A sketch is worth a thousand words

People on Paper exhibit to show in Port Orchard through May 31.

The human figure has been alluring to the artist’s eye for centuries.

Picasso abstracted it. Van Gogh evoked its melancholy and labor. Da Vinci studied it intensely both in portrait and in movement as well as in sentiment and science.

Port Orchard artist Gregg Scott subtly does some of the same in the works that comprise his show “People on Paper,” which hangs through May 31 in the front room gallery of the Custom Framing shop in downtown Port Orchard. A reception is slated for 4 p.m. May 9.

Of course, the aforementioned archaic painters worked in oils and acrylics while Scott works in mostly stark charcoal. Still, some of the masterpieces that are so highly admired and revered today evolved from sketched studies on the human form like the ones in this show.

It is Scott’s studies that make up “People on Paper” at Custom Framing.

A graphic designer by trade, living with his wife and two kids in Port Orchard, he sits in on figure drawing classes with live models around Seattle, and sometimes in Kitsap, as a hobby. Sometimes, he anonymously draws random people that he sees on the street.

“A lot of these I’d just take home and sit in a drawer somewhere,” Scott said of the pieces on the wall.

That is until some of his friends and fellow artists suggested that he put them out for show.

“What makes figure drawing so hard is that everybody knows what people look like,” Scott noted.

So, if the artist makes even the most minor of mistake, Scott said, it can come out looking not quite right to the viewer’s eye. Perhaps that’s why his sketches have been in the drawer for so long, and perhaps that’s also what so enraptured the artists of yesteryear.

Da Vinci studied it right down to the science of it, employing extra skinny models to better examine the human muscle composition, which was the only way, he said, one could ever really get it right.

“Mostly I’m just struggling to get it right,” Scott said of his method. “Most of them are about 20-minute pieces … it’s kind of like photojournalism in a way, especially when you’re trying to catch people on the street.”

Scott’s approach is multifaceted.

While he’s been the type to sketch and draw for most all his life, he went to college with the original intent of actually becoming a journalist. During his study, he’d taken a few drawing and figure drawing courses on the side, “not even thinking that I would go that way, I just thought they would be easy classes,” he noted.

The classes ended up not being so easy, and Scott also ended up excelling.

Midway through the year, his professors — including the head of the design department — convinced him that the art route might be the way to go.

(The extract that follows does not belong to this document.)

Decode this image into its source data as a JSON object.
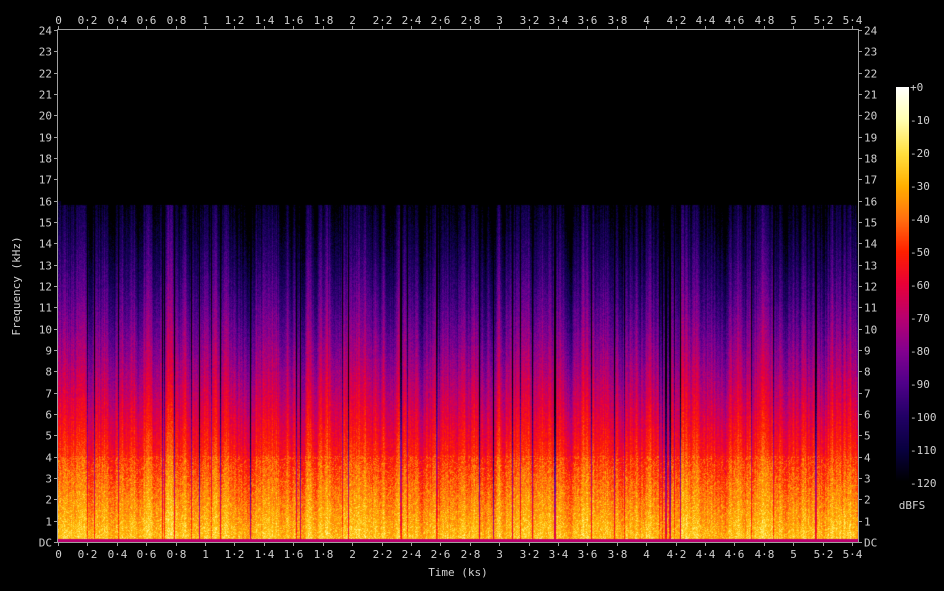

He listened, and it led to a career in graphic design, getting paid for things like illustrating children’s books and crafting local business logos.

In fact, he designed the logo for Custom Framing. You can see his commercial art on the sign outside the building, and on the inside, you’ll find his quick-handed, emotive people in the motion-laden free time sketches.

“I kind of like it when there’s that sense of urgency,” Scott said, looking at his framed drawings on the wall. “But it’s kind of volatile. You can’t erase, I don’t even try to erase … .”

When looking at the show, I can’t help but feel an array of different emotions from the expression of each face in each piece. For example, the face piece of the show (which was the image on the flyer) is a fairly distinctive profile sketch of an old woman sitting looking straight ahead — you can feel the boredom in her face and posture.

You can feel the sexiness in another sketch of a seductive-looking woman with her dark hair pulled up, who’s in the beginning stage of pulling her dress off of her body.

Then, there’s the classic scene of a woman deep in thought, sitting alone with a cup of coffee, a portrait the masters have been drawing for centuries. WU

Gregg Scott’s exhibit of figure drawings called “People on Paper” will hang in the front room gallery of the Custom Framing Shop, 839 Bay St. in Port Orchard. An artist’s reception is slated for 4-6 p.m. May 9. Next month Custom Framing, which just this year started featuring artists, will host the whimsical work of an old Alaskan lady named Ree Munoz.